Graduation day

January 2021

In a recent article published by Emerging Manager Monthly, Meketa’s LaRoy Brantley, Judy Chambers, and Alli Wallace Stone share some common stumbling blocks and best practices for asset owners to better support emerging managers.

Emerging and Diverse Manager programs are critical for institutional investors to gain exposure to up-and-coming firms; ensuring they can matriculate beyond these mandates, however, requires a more strategic and flexible approach.

The case for emerging and diverse managers was opened and shut a long time ago. In private equity, if you ask most limited partners (LPs) about their favorite Roman Numerals, they’ll cite “II and III,” a manager’s second or third fund, when emerging managers are experienced enough to find a rhythm and still hungry to make a name for themselves. And across the broader asset management landscape, one of the biggest challenges for institutional investors is to identify managers who don’t fall into the groupthink that comes at the expense of alpha and amplifies risk when cycles turn.

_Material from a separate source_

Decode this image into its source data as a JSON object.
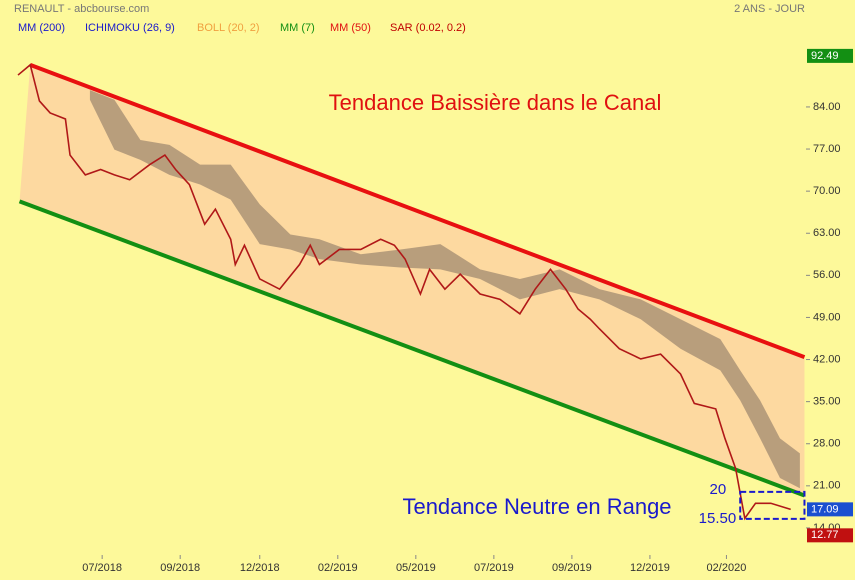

This was a recurring topic that came up during Meketa’s most recent Emerging & Diverse Manager Research Days roundtable discussions, which attracted more than 135 asset managers across nearly 90 different firms this past October. During the LP panels — with senior representatives from CalSTRS, Illinois SURS, and the State of Connecticut — each participant highlighted how their respective institutions have adapted as their programs have grown and evolved. Two of the overriding takeaways were the importance of flexibility in constructing the program and the value of a regular dialogue to ensure that when opportunities arise, the usual suspects in a given category will be joined by new faces and fresh perspectives of those ready to transition from emerging and diverse manager programs, often coordinated through managers-of-managers, to the broader portfolio through direct investments.